Hair encroachment, protruding proboscis
and probable perineal fallout. Aseptic atrocities
of the highest order. Alice will be right with you.
The problem of nostrils escaping from a surgical mask was an uncommon occurrence because Alice, our beloved operating room supervisor dealt with it in a very harsh manner. The most common rationale for this practice was that it made the mask feel less occlusive for the wearer. The usual excuse for the harmlessness of this practice was "I don't breath through my nose so the practice is completely benign."
Alice had a very unique way of testing the claim of only breathing through the mouth. She would take 2 dental rolls which were dense gauze devices about the same diameter as a cigarette. Then she would instruct the careless mask wearer with the exposed nares to tip their head back. Now for her practiced coup de grace, she deftly inserted a dental roll into each overhanging nostril. "There that should not bother you in the least since you are not breathing with your nose" Alice proclaimed.
I have been scrubbed with several residents after Alice finished her nostril occluding ministrations and it was hard to maintain a serious demeanor when you are handing surgical instruments to someone resembling a walrus. Those two dental rolls dangling from someones nostrils looked just like tusks. It did not take long for the offender to beg the circulating nurse to pull the plug on the dental rolls and cover his nose with a mask. Alice then remarked, "Some people have to learn things the hard way." The dental roll nostril plugging was most unpleasant.
Alice had the restraint and good judgment to avoid the dental roll ram - rodding procedure with attending surgeons, but all residents and nurses were fair game. Attending anesthesiologists usually got away with the exposed nostril stunt claiming, "My nose must be exposed to detect any anesthetic agent released to the ambient environment." Since old time anesthesia circuits did leak, it was a very viable excuse. This excuse combined with a speedy dive under the ether screen to purportedly check a line worked like magic when Alice was making rounds.
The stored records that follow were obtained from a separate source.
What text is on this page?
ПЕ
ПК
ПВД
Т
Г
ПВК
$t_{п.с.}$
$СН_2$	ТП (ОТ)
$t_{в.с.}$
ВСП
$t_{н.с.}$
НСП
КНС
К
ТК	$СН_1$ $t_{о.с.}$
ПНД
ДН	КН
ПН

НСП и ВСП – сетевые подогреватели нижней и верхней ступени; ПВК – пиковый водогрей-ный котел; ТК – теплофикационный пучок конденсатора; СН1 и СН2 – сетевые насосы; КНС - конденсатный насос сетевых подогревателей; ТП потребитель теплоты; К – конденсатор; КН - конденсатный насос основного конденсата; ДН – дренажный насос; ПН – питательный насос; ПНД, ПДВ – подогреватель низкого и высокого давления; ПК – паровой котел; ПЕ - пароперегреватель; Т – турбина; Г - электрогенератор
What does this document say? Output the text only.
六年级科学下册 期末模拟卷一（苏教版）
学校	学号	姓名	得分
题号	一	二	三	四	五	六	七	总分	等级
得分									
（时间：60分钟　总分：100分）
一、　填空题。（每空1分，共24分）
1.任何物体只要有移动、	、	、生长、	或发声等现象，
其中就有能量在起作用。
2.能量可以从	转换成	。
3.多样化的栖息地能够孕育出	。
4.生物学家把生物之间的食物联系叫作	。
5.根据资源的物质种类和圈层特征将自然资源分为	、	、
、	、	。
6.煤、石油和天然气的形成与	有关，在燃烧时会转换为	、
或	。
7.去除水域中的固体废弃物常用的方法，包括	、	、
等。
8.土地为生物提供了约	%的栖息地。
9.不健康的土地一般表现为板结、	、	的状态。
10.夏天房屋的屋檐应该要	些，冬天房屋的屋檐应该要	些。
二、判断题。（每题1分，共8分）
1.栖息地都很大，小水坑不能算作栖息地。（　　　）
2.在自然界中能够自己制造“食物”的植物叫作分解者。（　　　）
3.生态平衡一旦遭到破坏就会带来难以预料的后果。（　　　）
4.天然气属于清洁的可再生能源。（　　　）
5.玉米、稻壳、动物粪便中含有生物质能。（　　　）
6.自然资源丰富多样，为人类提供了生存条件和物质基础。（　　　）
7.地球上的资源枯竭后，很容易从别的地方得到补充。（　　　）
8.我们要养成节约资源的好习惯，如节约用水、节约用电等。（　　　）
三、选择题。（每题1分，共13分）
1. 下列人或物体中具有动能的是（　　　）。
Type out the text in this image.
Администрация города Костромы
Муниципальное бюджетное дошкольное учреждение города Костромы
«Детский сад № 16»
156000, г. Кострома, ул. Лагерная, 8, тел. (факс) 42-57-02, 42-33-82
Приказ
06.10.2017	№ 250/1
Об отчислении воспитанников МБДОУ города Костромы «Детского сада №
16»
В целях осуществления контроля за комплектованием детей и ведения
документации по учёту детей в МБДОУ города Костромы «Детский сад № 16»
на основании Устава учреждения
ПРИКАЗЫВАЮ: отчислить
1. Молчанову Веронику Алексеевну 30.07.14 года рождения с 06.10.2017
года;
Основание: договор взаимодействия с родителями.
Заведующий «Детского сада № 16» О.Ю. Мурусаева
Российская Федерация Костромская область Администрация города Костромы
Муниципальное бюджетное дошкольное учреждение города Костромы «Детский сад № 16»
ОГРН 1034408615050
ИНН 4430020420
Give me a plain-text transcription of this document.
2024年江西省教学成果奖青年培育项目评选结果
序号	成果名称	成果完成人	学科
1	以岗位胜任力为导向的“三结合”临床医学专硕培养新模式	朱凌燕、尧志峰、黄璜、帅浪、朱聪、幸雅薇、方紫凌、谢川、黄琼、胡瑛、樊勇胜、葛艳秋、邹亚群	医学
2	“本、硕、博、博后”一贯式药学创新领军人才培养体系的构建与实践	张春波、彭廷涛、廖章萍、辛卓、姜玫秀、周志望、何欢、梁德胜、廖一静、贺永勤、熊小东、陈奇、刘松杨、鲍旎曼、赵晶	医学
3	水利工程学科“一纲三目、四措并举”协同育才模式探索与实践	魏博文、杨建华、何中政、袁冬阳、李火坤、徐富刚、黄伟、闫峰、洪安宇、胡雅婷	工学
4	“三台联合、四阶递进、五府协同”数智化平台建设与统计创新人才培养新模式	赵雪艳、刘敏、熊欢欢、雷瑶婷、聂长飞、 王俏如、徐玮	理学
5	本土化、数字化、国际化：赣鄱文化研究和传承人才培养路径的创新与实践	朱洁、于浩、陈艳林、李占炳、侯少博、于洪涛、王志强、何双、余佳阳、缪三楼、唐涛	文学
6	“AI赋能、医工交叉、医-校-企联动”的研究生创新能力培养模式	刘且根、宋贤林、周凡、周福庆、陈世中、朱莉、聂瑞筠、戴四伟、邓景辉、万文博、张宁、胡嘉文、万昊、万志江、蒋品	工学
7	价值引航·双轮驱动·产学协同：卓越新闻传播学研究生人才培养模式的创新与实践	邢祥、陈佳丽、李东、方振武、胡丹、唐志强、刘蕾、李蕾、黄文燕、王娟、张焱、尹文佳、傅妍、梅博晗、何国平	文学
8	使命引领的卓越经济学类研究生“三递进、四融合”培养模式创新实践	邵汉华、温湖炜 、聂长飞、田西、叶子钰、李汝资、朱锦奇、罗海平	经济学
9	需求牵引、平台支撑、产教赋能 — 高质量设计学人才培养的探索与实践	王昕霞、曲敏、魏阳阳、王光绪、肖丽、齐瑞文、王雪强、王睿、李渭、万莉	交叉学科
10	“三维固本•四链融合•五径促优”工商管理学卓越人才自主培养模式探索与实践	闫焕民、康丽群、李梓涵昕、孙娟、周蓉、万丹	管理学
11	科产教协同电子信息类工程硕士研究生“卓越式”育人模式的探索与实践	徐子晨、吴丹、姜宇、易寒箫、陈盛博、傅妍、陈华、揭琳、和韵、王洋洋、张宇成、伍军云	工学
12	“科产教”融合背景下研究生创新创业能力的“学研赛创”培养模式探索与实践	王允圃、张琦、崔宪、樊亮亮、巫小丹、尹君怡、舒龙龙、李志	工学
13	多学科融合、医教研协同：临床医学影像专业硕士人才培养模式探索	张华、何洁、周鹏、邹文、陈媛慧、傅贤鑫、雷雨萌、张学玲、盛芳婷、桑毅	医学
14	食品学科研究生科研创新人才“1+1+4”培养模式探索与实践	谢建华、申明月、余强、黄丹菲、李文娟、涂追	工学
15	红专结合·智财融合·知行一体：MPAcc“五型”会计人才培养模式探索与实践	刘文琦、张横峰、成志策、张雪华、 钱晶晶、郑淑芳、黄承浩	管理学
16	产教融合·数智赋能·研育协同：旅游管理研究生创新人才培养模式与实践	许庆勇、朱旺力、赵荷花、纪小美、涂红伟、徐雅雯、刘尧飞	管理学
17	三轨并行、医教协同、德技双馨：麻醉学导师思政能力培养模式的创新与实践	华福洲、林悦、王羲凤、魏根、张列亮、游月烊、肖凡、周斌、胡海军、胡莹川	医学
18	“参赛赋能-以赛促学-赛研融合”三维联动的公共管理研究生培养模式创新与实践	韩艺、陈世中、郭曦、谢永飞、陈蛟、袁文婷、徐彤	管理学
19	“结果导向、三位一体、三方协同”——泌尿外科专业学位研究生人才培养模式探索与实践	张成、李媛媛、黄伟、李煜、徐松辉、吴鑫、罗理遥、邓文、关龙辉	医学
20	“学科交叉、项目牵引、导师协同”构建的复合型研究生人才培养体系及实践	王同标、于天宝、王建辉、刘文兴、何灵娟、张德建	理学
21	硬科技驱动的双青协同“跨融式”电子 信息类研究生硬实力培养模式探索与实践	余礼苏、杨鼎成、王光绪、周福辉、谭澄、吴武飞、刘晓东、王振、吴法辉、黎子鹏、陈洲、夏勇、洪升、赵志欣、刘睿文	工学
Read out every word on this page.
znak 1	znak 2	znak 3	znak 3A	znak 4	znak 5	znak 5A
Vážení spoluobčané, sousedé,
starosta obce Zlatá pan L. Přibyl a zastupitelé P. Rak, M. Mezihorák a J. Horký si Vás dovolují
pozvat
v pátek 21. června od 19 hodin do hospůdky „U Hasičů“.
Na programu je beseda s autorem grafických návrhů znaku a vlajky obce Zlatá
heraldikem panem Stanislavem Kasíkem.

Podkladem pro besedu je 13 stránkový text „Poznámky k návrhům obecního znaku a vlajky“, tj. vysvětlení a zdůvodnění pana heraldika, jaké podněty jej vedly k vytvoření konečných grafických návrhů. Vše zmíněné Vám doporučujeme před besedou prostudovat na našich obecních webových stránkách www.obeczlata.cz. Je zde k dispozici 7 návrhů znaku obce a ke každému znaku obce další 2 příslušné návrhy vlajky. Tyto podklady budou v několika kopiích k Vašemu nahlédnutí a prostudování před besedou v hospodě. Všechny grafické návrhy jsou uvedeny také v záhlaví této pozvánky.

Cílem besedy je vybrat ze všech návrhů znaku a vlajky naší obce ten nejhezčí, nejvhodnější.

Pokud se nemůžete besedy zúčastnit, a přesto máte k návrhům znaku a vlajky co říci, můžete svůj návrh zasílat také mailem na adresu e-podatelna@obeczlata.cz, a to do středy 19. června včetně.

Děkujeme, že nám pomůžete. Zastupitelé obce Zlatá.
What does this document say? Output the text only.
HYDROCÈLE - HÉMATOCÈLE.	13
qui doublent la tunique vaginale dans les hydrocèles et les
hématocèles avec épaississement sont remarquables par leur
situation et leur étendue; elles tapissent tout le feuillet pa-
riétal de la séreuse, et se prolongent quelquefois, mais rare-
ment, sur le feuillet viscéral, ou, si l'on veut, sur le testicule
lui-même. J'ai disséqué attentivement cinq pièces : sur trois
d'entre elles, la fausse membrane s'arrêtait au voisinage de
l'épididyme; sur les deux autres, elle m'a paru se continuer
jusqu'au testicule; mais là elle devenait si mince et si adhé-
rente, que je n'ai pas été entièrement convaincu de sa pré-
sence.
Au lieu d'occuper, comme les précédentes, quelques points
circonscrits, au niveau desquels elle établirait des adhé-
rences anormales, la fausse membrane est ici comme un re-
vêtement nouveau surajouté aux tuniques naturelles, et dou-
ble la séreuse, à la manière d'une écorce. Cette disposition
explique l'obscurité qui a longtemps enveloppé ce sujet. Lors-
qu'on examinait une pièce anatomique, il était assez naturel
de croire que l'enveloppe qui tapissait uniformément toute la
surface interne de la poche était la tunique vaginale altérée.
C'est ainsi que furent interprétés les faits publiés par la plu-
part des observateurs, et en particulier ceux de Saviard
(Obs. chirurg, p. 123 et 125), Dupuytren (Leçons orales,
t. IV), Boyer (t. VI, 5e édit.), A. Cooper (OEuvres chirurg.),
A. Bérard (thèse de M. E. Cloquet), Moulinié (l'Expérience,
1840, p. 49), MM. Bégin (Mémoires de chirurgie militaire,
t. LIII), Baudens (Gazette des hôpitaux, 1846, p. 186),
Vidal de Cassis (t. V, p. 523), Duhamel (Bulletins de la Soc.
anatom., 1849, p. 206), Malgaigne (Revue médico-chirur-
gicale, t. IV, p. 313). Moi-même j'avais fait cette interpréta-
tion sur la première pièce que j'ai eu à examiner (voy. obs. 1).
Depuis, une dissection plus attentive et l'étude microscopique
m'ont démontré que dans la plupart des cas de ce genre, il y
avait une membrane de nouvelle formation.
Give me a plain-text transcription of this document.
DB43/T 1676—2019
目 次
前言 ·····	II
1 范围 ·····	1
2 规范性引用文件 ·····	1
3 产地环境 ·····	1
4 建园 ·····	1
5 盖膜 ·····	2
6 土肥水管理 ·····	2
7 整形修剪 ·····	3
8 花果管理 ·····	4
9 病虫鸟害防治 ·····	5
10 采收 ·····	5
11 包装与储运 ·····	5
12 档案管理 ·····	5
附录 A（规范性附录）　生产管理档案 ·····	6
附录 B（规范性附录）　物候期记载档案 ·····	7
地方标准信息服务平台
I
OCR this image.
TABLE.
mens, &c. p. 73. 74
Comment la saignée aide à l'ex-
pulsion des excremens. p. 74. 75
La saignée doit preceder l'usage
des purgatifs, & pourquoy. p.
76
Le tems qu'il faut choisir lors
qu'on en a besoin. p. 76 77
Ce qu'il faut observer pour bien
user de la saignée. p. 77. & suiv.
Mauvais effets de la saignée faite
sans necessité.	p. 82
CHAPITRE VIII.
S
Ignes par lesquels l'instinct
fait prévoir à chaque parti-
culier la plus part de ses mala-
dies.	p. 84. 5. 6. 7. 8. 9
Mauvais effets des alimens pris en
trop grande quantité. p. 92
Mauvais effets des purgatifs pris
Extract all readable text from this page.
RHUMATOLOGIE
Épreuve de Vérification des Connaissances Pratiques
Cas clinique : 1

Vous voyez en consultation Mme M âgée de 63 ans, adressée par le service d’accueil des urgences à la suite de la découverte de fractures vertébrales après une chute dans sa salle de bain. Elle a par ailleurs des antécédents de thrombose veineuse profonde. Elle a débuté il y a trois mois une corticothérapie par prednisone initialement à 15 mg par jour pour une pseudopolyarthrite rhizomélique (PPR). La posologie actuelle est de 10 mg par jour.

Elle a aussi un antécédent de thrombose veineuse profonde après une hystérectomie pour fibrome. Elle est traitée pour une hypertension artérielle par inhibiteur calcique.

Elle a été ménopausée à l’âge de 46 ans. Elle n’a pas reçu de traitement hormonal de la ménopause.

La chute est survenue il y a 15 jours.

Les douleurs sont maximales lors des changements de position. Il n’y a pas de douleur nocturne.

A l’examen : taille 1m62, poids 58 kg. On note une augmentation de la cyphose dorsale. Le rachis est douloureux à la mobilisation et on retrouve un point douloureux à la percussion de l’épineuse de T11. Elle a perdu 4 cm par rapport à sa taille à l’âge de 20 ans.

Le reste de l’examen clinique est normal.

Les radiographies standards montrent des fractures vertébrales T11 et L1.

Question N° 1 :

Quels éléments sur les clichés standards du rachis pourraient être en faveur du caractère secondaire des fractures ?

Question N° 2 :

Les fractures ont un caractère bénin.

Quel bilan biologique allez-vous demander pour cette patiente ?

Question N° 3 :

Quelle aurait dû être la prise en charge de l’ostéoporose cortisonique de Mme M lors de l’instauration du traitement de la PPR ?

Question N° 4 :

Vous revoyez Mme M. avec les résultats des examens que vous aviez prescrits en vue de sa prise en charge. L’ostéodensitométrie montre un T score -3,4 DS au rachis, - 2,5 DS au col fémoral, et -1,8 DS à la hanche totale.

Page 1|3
Urologists were also very fond of having nostrils overhang their mask and usually got away with the exposed nostril trick in the cysto room. The rationale used here was that an exposed nose was less likely to fog the eyepiece of the scopes. Alice rarely made rounds in the cysto rooms so this became a favorite nostril exposing zone. If a careless urologist tried to extend the exposed nostril trick to a surgery OR, Alice would quickly pounce and volunteer to reposition their mask. If the offender was an attending, Alice would merely slide the drooping mask up. Residents were fair game for the dental roll ram-rodding procedure.
I was so paranoid and afraid of Alice that I would frequently tape my mask securely in position high on the nose when she was on patrol. Thankfully, I was never subjected to the dental roll nostril plugging procedure. An inch of preventive tape on the nose and mask was worth a pair of patent nostrils.